If a router is affected, the options to fix it are limited to replacing it with a different, unaffected device or disabling UPnP services, which can negatively impact other areas of the network.

However, according to Akamai, "there is no reason for these problems to exist where basic security models are being followed."

In other news

  • AMD and Microsoft released patches this week for the Spectre vulnerability. One variant of Spectre already received software patches from AMD, but the second variant required both microcode and operating system updates. Both AMD and Microsoft released those updates on Monday. "While we believe it is difficult to exploit Variant 2 on AMD processors, we actively worked with our customers and partners to deploy the above described combination of operating system patches and microcode updates for AMD processors to further mitigate the risk," AMD's senior vice president and CTO Mark Papermaster wrote in a security update. Microsoft released the operating system patches for Windows 10 and AMD released the microcode patches for AMD processors going back to "Bulldozer" core products. AMD had initially downplayed the severity of the Spectre vulnerability, and patches for both Meltdown and Spectre have had varying levels of success.

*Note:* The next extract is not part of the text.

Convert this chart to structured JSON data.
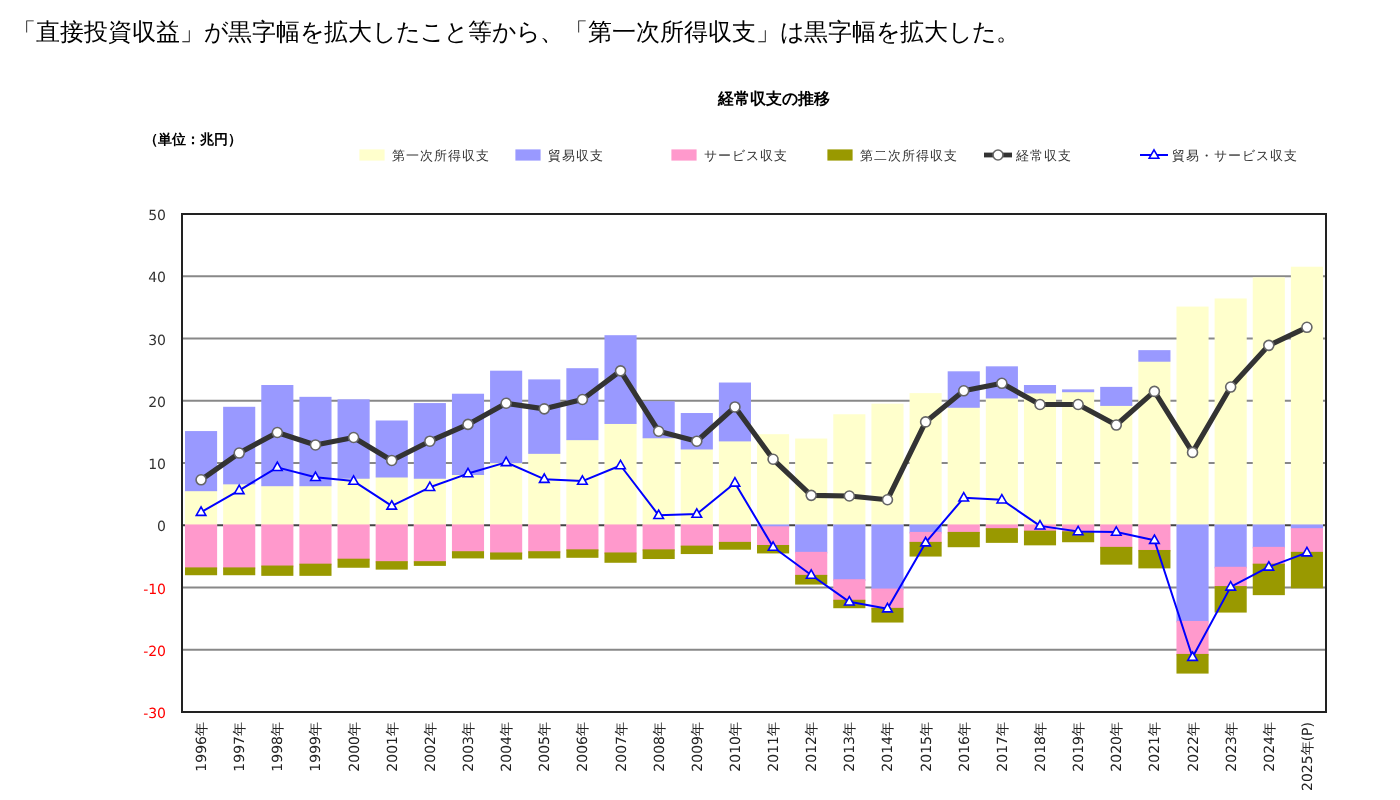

  • The Mozilla Foundation released its 2018 Internet Health Report this week and looked at some of the biggest issues with the internet from a human perspective, with focus on how people experience privacy, openness, inclusion, web literacy and decentralization of control on the internet today. This included looking at the scale of technology companies like Google, Facebook and Amazon and what this consolidation of power means for the market. It also looked at the flawed online advertising system and how it led us to the era of "fake news." Finally, it looked at the security of IoT devices and how they have generated struggles in software, hardware and governance. According to the Mozilla Foundation's executive director, Mark Surman, Facebook and the debacle with Cambridge Analytica played a huge role in the direction of the report, because it raised a lot of questions. "What do we do about the data of up to 87 million people floating around, unrecoverable? Can artificial intelligence help address suspicious behaviour around elections? What are Facebook's responsibilities to users and the public?" Surman wrote in a blog post. "Unsurprisingly, it was also quite scattered. We do not yet have a collective mental map of how issues like these connect."

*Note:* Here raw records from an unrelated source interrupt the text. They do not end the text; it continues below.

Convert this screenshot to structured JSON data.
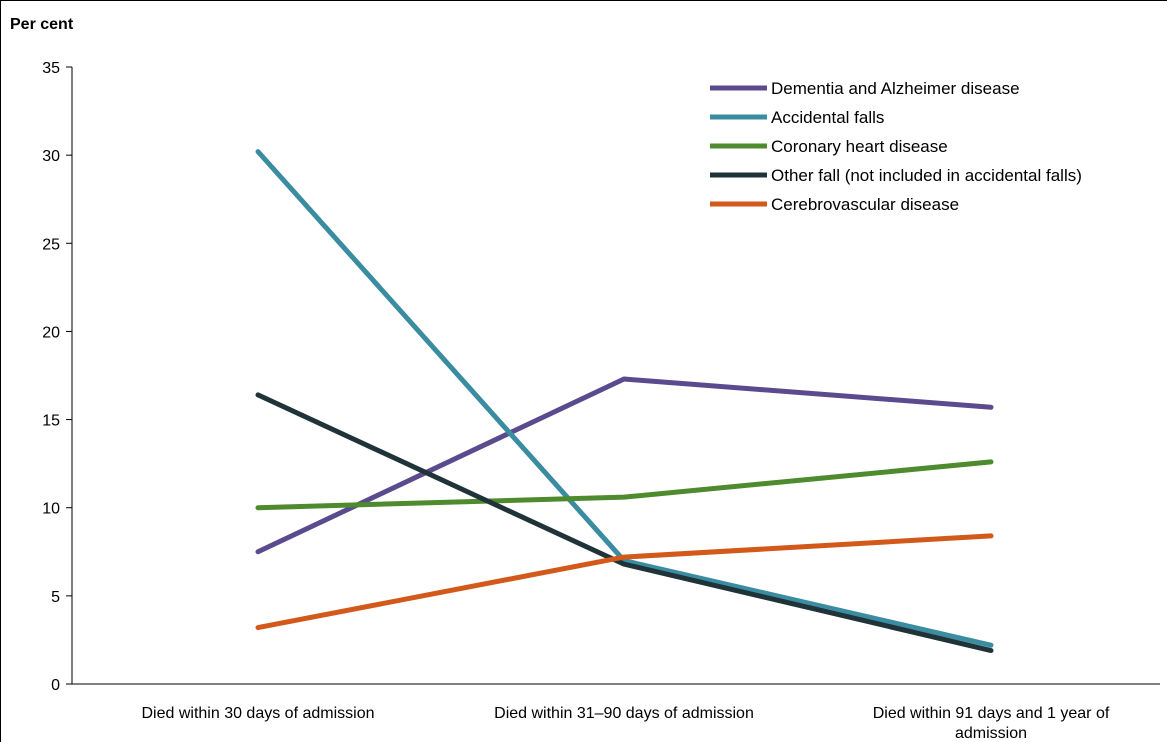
{
  "chart_data": {
    "type": "line",
    "title": "",
    "xlabel": "",
    "ylabel": "Per cent",
    "ylim": [
      0,
      35
    ],
    "yticks": [
      0,
      5,
      10,
      15,
      20,
      25,
      30,
      35
    ],
    "grid": false,
    "legend_position": "top-right",
    "categories": [
      "Died within 30 days of admission",
      "Died within 31–90 days of admission",
      "Died within 91 days and 1 year of admission"
    ],
    "series": [
      {
        "name": "Dementia and Alzheimer disease",
        "color": "#5b4a8e",
        "values": [
          7.5,
          17.3,
          15.7
        ]
      },
      {
        "name": "Accidental falls",
        "color": "#3a8ca0",
        "values": [
          30.2,
          7.0,
          2.2
        ]
      },
      {
        "name": "Coronary heart disease",
        "color": "#4e8a2e",
        "values": [
          10.0,
          10.6,
          12.6
        ]
      },
      {
        "name": "Other fall (not included in accidental falls)",
        "color": "#1f3339",
        "values": [
          16.4,
          6.8,
          1.9
        ]
      },
      {
        "name": "Cerebrovascular disease",
        "color": "#d2591a",
        "values": [
          3.2,
          7.2,
          8.4
        ]
      }
    ]
  }
}
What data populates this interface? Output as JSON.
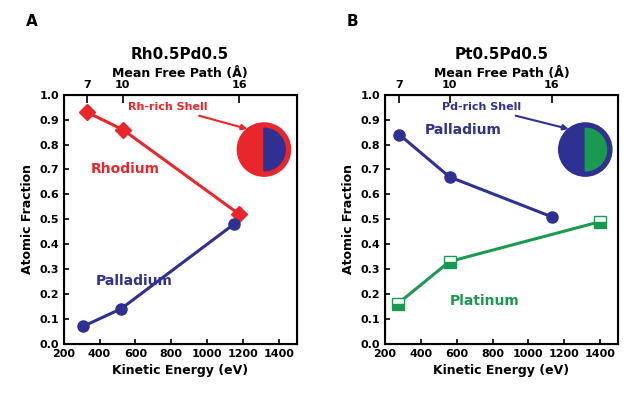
{
  "chart_data": [
    {
      "type": "line",
      "title": "Rh0.5Pd0.5",
      "panel_label": "A",
      "annotation": "Rh-rich Shell",
      "x_label": "Kinetic Energy (eV)",
      "y_label": "Atomic Fraction",
      "x2_label": "Mean Free Path (Å)",
      "xlim": [
        200,
        1500
      ],
      "xticks": [
        200,
        400,
        600,
        800,
        1000,
        1200,
        1400
      ],
      "x2ticks": [
        {
          "value": 330,
          "label": "7"
        },
        {
          "value": 530,
          "label": "10"
        },
        {
          "value": 1180,
          "label": "16"
        }
      ],
      "ylim": [
        0,
        1
      ],
      "yticks": [
        {
          "value": 0,
          "label": "0.0"
        },
        0.1,
        0.2,
        0.3,
        0.4,
        0.5,
        0.6,
        0.7,
        0.8,
        0.9,
        {
          "value": 1,
          "label": "1.0"
        }
      ],
      "series": [
        {
          "name": "Rhodium",
          "color": "#e8262b",
          "marker": "diamond",
          "x": [
            330,
            530,
            1180
          ],
          "values": [
            0.93,
            0.86,
            0.52
          ]
        },
        {
          "name": "Palladium",
          "color": "#2e3192",
          "marker": "circle",
          "x": [
            310,
            520,
            1150
          ],
          "values": [
            0.07,
            0.14,
            0.48
          ]
        }
      ]
    },
    {
      "type": "line",
      "title": "Pt0.5Pd0.5",
      "panel_label": "B",
      "annotation": "Pd-rich Shell",
      "x_label": "Kinetic Energy (eV)",
      "y_label": "Atomic Fraction",
      "x2_label": "Mean Free Path (Å)",
      "xlim": [
        200,
        1500
      ],
      "xticks": [
        200,
        400,
        600,
        800,
        1000,
        1200,
        1400
      ],
      "x2ticks": [
        {
          "value": 280,
          "label": "7"
        },
        {
          "value": 560,
          "label": "10"
        },
        {
          "value": 1130,
          "label": "16"
        }
      ],
      "ylim": [
        0,
        1
      ],
      "yticks": [
        {
          "value": 0,
          "label": "0.0"
        },
        0.1,
        0.2,
        0.3,
        0.4,
        0.5,
        0.6,
        0.7,
        0.8,
        0.9,
        {
          "value": 1,
          "label": "1.0"
        }
      ],
      "series": [
        {
          "name": "Palladium",
          "color": "#2e3192",
          "marker": "circle",
          "x": [
            280,
            560,
            1130
          ],
          "values": [
            0.84,
            0.67,
            0.51
          ]
        },
        {
          "name": "Platinum",
          "color": "#1a9a50",
          "marker": "half_square",
          "x": [
            270,
            560,
            1400
          ],
          "values": [
            0.16,
            0.33,
            0.49
          ]
        }
      ]
    }
  ]
}
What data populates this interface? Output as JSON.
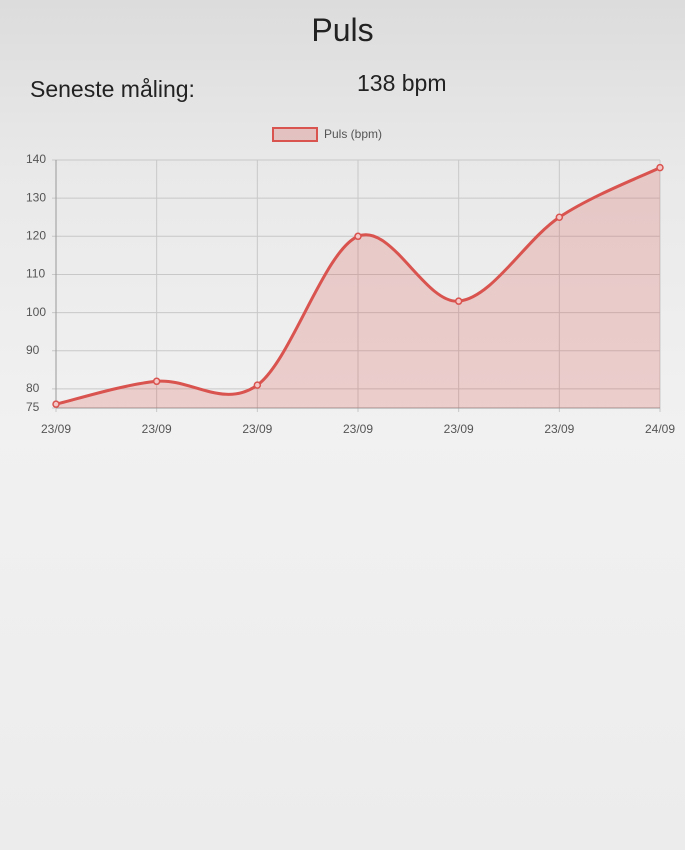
{
  "header": {
    "title": "Puls",
    "latest_label": "Seneste måling:",
    "latest_value": "138 bpm"
  },
  "chart_data": {
    "type": "line",
    "categories": [
      "23/09",
      "23/09",
      "23/09",
      "23/09",
      "23/09",
      "23/09",
      "24/09"
    ],
    "series": [
      {
        "name": "Puls (bpm)",
        "color": "#d9534f",
        "values": [
          76,
          82,
          81,
          120,
          103,
          125,
          138
        ]
      }
    ],
    "ylim": [
      75,
      140
    ],
    "yticks": [
      75,
      80,
      90,
      100,
      110,
      120,
      130,
      140
    ],
    "grid": true,
    "legend": "top"
  }
}
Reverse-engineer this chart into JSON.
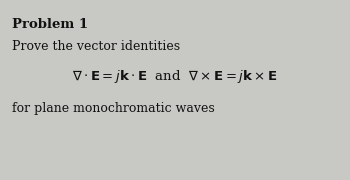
{
  "background_color": "#c8c8c4",
  "title": "Problem 1",
  "title_fontsize": 9.5,
  "title_fontweight": "bold",
  "line1": "Prove the vector identities",
  "line1_fontsize": 9,
  "line2_latex": "$\\nabla \\cdot \\mathbf{E} = j\\mathbf{k} \\cdot \\mathbf{E}$  and  $\\nabla \\times \\mathbf{E} = j\\mathbf{k} \\times \\mathbf{E}$",
  "line2_fontsize": 9.5,
  "line3": "for plane monochromatic waves",
  "line3_fontsize": 9,
  "text_color": "#111111",
  "fig_width": 3.5,
  "fig_height": 1.8,
  "dpi": 100
}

  • Proof-of-concept code has been published for a critical vulnerability in the Drupal content management system that was discovered last month and it is now being exploited. The code was published on GitHub by a Russian security researcher and enables attackers to exploit the vulnerability, dubbed Drupalgeddon 2.0. Security company Sucuri first spotted exploitation of the Drupal vulnerability on April 12, 2018 -- only a few hours after Check Point Research published a blog post about the proof-of-concept code on GitHub. The vulnerability enables attackers to take control of websites that use the Drupal content management system -- which means that more than one million websites running Drupal could be exploited. The Drupal security team released a patch for the vulnerability on March 28, and at the time there were no known exploits in the wild. Security researchers are not yet aware of any sites that have been completely taken over, so it's recommended that Drupal users apply the patches immediately.